Я все еще не кончил. Случались облака туго крахмальные, все в солнечных завитках, будто воздушный парикмахер, накалив хорошенько щипцы, отпускал их одно за другим – нарядные, вертлявые, – любуясь на свою работу, на небесный бал. И облака прыгучие, с румянцем – это в мае, похожие на мыльные пузыри – их сосредоточенно выдувал, опершись на горизонт старинных карт, щекастый Борей. И рядовые облака – в стиле кондитерского изделия «Зефир бело-розовый».
Подождите, я и трети не привел об облаках. Опускаем, за очевидностью, облака-архипелаги, слоистые такие плоскогорья, многоярусные фрегаты, что выстраиваются на небе с утра перед дальней дорогой. Потерпите, осталось совсем немного, ну пожалуйста. «Костик, Костик, вот гляди – жива я, с гуся вода! – бодро кричит мама, наотмашь распахивая дверь, за которой ее изобретательно истязал отец: делал вид, что вот сейчас выбросит из окна на пятом этаже. – Жива-здорова, да не страдай ты так, он же трус, он убить боится, он даже покалечить боится, трус проклятый!» И, оттолкнув изрыданную маму, Костик, ослепнув от ярости, прыгал в комнату, в отца, в его поганую усмешку: «Гад, ненавижу, чтоб сдох!» – норовя по яйцам, в глаз, в ноздрю, где поувечней. Но очень скоро отлетал, скуля и подвывая, в какой-нибудь угол. И это длилось годами. И даже десятилетиями.
Мама становилась опасна. Она свыкалась с горем – присмотрелась, приспособилась, притерлась. Утратила навык к счастью. Прирожденная жизнелюбка, комсомолка 30-х годов, она просто не могла жить в сплошном убытке и без всякой радости. И как-то поменяла местами несчастье и счастье. Ударялась в крайности и могла счесть не очень большое несчастье такой разновидностью счастья, вполне терпимой жизнью.

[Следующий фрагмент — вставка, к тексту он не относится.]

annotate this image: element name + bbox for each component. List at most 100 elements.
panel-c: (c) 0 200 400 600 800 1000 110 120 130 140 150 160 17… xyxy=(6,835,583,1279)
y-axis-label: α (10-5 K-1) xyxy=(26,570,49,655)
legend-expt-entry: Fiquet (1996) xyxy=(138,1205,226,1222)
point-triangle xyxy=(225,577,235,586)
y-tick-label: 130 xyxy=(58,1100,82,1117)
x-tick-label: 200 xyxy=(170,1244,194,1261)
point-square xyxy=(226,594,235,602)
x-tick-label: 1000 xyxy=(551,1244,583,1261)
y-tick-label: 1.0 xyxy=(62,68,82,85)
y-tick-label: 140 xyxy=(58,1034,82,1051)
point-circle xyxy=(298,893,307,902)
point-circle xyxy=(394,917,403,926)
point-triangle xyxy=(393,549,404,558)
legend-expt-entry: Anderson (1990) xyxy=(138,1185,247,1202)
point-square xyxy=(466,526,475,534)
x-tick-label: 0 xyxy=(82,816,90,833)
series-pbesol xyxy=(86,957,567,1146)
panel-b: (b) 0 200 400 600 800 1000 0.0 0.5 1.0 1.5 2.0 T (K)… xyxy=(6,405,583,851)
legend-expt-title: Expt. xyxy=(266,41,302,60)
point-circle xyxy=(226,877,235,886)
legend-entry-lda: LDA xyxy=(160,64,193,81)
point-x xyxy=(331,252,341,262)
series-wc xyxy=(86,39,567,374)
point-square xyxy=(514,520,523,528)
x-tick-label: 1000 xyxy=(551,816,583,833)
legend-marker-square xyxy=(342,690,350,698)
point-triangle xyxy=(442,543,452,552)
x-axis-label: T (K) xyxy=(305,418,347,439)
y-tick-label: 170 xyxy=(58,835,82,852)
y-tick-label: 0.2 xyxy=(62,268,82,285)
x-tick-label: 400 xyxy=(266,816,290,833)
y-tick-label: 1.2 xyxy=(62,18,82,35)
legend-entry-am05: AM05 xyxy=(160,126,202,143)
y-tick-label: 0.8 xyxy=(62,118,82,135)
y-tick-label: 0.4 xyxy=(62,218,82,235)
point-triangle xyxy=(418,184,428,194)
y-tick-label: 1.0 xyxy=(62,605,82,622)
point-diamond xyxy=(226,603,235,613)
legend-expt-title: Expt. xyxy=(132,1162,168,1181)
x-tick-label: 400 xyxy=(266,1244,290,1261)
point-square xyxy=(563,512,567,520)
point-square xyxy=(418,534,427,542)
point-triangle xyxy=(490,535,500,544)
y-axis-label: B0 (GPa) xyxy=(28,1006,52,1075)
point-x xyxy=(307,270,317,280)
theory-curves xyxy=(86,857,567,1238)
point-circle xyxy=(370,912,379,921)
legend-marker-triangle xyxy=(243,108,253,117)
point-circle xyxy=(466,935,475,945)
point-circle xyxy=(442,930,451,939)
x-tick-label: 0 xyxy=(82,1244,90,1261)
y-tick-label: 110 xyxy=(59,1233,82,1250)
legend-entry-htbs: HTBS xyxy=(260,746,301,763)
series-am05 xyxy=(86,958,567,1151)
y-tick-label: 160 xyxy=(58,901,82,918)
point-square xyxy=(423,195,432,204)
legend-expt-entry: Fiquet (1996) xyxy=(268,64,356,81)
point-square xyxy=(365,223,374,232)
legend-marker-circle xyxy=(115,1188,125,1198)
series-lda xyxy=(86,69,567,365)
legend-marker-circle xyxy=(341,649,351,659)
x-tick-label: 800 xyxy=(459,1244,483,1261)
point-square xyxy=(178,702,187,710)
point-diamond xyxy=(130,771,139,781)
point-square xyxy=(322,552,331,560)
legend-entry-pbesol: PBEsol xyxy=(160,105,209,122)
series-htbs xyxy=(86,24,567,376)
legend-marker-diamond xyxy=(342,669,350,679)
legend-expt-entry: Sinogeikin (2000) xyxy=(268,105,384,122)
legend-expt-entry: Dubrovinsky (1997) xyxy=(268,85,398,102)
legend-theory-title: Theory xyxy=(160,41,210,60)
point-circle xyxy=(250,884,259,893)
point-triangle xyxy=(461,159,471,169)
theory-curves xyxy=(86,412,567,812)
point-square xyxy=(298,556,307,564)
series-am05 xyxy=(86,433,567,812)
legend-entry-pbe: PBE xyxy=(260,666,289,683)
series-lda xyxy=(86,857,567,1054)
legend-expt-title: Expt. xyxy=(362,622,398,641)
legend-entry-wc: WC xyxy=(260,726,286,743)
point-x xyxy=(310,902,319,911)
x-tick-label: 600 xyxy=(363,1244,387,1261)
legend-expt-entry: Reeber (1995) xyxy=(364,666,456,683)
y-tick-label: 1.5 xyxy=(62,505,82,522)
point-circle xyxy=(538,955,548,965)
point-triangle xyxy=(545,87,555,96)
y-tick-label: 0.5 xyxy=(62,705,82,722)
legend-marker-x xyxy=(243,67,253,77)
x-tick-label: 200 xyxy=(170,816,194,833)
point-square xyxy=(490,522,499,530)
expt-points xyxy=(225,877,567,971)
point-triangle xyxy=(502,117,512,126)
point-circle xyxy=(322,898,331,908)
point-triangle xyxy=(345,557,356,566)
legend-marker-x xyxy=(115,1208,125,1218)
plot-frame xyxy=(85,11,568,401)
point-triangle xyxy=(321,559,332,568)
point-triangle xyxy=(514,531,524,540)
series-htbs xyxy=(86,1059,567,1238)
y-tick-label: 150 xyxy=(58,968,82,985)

В конце концов пришла к отрицанию счастья. Свежая, режущая, ледяная волна несчастья. Нормально, закаляет и крепит душу. И – сон счастья, спать хочется. При радости – рассеяние и сосущая тоска, такое терпеливое страдание. Мука, чистая мука вытерпливать счастье! Трясешься над ним, бережешь, затаив дыхание, как жар-птицу за воротом. И обязательно выпустишь. Ну его совсем!
Коротыгин представлял: приваливает к маме счастье, звонит в дверь. Мама открывает и с раздражением, хмуро: «Не туда звоните. Ошиблись адресом. И катитесь отсюда к кому-нибудь другому!» С огромным облегчением захлопывает дверь.